<マスターズ 初日◇9日◇オーガスタ・ナショナルGC(ジョージア州)◇7565ヤード・パー72>
1963年に始まった「マスターズ」伝統の“名誉スターター”が今年も行われた。1963年にジョック・ハッチンソンとフレッド・マクラウドがオープニングショットを放って以来、オーガスタ・ナショナルGCにおける恒例行事だ。
午前7時25分、米ツアー通算24勝を誇るゲーリー・プレーヤー(南アフリカ/90歳)、73勝のジャック・ニクラス(米国/86歳)、39勝のトム・ワトソン(米国/76歳)の3人が、早朝から集まったパトロンたちの拍手と歓声を受けながら登場した。
先陣を切ったのは、プレーヤーだった。ティイングエリアへ向かう際には、「俺は90歳だ」と言いながら腰を痛めたふりをするユーモアを見せ、場内を沸かせた。その後、強い弾道でフェアウェイ中央にボールを放つと、右足で自身の胸の高さまで上がるほどの勢いある大胆なキックを見せた。これにはパトロンたちも大興奮。盛大な一発目となった。

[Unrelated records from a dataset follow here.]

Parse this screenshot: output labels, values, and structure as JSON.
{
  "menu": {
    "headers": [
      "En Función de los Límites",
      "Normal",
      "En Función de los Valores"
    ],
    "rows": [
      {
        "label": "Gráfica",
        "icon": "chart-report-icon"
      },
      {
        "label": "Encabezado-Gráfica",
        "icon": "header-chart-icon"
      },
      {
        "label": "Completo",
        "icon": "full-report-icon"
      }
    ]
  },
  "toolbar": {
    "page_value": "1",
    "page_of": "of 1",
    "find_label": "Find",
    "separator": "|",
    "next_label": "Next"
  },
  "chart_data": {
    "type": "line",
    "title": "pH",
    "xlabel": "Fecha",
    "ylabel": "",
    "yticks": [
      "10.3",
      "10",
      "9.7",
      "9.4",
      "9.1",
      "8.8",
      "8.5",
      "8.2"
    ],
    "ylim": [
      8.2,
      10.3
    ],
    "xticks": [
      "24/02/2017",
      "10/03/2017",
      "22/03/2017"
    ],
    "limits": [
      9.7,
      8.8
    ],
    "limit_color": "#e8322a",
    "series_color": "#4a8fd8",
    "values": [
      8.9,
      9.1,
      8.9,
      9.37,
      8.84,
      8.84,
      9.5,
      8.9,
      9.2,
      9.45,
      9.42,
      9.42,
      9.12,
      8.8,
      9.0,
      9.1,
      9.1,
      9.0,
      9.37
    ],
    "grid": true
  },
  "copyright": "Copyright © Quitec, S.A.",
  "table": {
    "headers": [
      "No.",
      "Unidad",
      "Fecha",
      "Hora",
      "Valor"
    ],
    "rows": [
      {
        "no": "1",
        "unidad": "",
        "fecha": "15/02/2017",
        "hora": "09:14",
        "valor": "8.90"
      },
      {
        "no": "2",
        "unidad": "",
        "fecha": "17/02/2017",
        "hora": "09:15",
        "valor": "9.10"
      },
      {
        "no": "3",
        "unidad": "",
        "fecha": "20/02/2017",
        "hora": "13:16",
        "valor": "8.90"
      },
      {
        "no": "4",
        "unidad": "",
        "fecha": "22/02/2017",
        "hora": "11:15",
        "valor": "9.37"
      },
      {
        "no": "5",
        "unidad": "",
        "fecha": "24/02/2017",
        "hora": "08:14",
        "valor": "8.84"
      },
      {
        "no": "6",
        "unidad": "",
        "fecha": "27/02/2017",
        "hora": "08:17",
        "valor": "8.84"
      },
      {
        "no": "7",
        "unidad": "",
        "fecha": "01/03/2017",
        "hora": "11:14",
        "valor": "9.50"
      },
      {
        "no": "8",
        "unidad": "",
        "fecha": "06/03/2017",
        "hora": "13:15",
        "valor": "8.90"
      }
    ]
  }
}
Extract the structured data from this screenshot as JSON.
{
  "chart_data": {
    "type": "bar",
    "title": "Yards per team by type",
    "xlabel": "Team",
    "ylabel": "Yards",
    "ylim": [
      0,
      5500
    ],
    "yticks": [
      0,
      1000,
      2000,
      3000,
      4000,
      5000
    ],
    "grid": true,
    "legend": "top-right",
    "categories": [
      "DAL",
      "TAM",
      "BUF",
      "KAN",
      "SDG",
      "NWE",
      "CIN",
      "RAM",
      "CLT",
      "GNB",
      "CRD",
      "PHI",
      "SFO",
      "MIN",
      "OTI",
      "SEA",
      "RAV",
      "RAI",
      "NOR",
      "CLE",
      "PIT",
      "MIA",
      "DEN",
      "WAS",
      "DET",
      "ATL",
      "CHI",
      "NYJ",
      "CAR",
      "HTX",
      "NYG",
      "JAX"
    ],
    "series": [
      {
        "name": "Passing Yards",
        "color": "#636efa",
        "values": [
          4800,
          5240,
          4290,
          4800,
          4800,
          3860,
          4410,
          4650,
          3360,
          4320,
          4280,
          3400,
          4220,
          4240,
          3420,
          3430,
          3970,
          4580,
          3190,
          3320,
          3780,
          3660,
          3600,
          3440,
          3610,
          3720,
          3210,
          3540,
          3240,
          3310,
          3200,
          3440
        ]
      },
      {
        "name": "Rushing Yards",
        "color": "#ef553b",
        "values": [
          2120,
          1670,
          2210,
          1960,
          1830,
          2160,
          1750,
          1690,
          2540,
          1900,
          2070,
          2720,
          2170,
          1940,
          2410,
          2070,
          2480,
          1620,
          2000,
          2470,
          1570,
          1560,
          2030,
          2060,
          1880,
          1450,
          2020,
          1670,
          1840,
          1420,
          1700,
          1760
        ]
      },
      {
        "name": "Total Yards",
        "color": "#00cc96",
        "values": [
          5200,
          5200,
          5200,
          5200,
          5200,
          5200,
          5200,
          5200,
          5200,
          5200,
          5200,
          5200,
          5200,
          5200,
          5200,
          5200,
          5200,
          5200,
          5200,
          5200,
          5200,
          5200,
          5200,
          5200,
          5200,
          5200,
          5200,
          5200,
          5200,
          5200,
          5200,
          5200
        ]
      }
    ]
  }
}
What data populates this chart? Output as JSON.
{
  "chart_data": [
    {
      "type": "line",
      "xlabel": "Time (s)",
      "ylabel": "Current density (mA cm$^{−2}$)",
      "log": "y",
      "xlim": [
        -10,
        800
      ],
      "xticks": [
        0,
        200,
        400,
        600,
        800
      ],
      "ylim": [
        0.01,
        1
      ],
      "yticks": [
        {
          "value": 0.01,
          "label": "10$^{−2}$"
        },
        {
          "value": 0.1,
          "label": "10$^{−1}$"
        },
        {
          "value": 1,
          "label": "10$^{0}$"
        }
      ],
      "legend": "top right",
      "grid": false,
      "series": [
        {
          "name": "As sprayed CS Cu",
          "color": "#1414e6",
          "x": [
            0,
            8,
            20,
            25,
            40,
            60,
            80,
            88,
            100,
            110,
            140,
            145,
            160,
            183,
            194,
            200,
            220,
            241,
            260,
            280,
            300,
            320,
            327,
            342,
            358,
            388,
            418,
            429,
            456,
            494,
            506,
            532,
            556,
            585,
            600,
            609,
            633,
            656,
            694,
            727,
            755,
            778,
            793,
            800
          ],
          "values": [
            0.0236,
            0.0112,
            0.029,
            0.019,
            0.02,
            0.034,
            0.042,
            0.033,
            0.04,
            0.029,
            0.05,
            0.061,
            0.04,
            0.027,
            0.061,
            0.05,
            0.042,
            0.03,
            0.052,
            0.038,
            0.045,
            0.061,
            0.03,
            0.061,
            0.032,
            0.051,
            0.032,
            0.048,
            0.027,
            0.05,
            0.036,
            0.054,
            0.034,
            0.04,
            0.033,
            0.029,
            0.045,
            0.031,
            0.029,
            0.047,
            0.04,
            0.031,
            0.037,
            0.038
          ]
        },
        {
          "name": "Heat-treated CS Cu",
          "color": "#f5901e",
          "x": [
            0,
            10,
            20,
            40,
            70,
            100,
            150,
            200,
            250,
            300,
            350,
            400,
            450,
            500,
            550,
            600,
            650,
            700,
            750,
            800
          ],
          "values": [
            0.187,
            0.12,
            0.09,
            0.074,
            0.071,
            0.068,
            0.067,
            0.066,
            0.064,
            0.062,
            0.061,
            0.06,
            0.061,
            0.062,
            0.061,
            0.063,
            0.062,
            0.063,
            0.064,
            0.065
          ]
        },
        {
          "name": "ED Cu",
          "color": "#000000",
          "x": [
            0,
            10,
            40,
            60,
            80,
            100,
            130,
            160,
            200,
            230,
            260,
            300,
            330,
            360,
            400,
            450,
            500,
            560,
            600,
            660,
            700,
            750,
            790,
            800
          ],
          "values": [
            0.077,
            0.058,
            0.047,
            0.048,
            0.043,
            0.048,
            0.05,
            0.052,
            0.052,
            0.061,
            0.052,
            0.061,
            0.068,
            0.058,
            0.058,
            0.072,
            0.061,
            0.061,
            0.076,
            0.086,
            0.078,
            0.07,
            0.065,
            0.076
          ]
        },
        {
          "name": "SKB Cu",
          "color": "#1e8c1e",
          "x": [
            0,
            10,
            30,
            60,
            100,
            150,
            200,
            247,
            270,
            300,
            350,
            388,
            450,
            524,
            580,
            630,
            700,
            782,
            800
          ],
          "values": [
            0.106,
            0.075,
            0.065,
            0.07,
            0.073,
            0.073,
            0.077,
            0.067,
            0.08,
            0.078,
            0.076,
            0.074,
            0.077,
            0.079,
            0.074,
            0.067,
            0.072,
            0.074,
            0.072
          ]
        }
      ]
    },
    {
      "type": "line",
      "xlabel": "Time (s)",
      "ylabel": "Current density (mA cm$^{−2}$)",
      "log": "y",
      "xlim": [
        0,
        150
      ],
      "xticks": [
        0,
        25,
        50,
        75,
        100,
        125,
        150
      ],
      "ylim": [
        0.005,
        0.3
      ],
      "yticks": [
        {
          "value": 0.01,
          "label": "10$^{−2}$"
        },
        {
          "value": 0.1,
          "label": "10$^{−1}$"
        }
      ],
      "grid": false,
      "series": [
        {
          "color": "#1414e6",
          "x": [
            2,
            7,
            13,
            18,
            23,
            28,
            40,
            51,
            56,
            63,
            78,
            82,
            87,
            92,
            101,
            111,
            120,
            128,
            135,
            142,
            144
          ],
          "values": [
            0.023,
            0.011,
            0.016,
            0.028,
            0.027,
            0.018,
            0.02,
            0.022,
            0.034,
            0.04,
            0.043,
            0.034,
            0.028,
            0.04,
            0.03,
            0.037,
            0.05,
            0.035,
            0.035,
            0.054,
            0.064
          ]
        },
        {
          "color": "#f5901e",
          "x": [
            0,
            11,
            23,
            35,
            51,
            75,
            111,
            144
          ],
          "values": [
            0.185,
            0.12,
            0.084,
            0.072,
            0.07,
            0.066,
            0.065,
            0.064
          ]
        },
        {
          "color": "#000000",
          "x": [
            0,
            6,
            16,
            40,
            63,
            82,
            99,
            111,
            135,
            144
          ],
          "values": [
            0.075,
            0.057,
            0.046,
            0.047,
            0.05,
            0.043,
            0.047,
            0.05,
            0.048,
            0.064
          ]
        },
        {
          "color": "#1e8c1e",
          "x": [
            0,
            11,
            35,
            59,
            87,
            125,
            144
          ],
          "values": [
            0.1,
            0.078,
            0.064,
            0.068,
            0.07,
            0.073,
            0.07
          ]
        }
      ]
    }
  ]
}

「1番ティで感じるあの観客の熱気。人生において“情熱”は欠かせない要素だと思うが、あの場所で受ける愛情は本当に素晴らしいものだ。面白いことに、すぐに昔の記憶がよみがえる。そして毎年ここに戻ってこられることが、人生の大切な一部であると感じた。年齢を重ねると大切になる言葉は『感謝』だと思う。1番ティに立てること自体が名誉だ」
次に打ったのは、ニクラス。低いボールで左サイドにいるパトロンたちの真上を通る弾道に、胸をおさえ「あぶない…」といい「フォアー!」と叫んだ。「打つ前に『両側に広がってくれ。誰もケガさせたくないからね』と言ったよ。もしもっと近かったら当てていたかもしれない。正直、頭の中にあったのは『誰も傷つけないこと』だけだった。でもマスターズをスタートさせるのは本当に光栄で特別なことだ。素晴らしい場所だし、ここにいられること自体が特別だ。もう何年もやっているが、本当に特別な経験だね」と会見で熱く語った。
最後に打ったのはワトソン。ニクラスが置き忘れたティを見て「使ってもいいのかい?」とひと言。場内は笑いに包まれた。その後は力強いスイングで完璧なドローボールを放った。
会見では「私が初めてマスターズに出たのは1970年、アマチュアのときだった。朝早くダグ・フォードとスタートしたんだ。その前に名誉スターターを見に行ったが、それはとても特別なものだった。あれは大会の“オーラ”の一部であり、自分もそれを目撃したいと思っていた」と“見る側”だった当時を振り返る。
報道陣から『今後も続けて行きたい?』と聞かれると、ニクラスは胸の内を明かした。「どうだろうね。実は5、6週間前に手根管の手術を受けて、クラブを握れるのか心配だった。誰かに当てるんじゃないか、と。幸い人の頭を越えていった。いいショットではなかったけどね。ゴルフはほとんどやっていない。今年は1回、去年も1回だけ。でもこのセレモニーは本当に素晴らしくて、招待されるのは光栄だ。誰もケガさせない限り、できるだけ続けたいね」。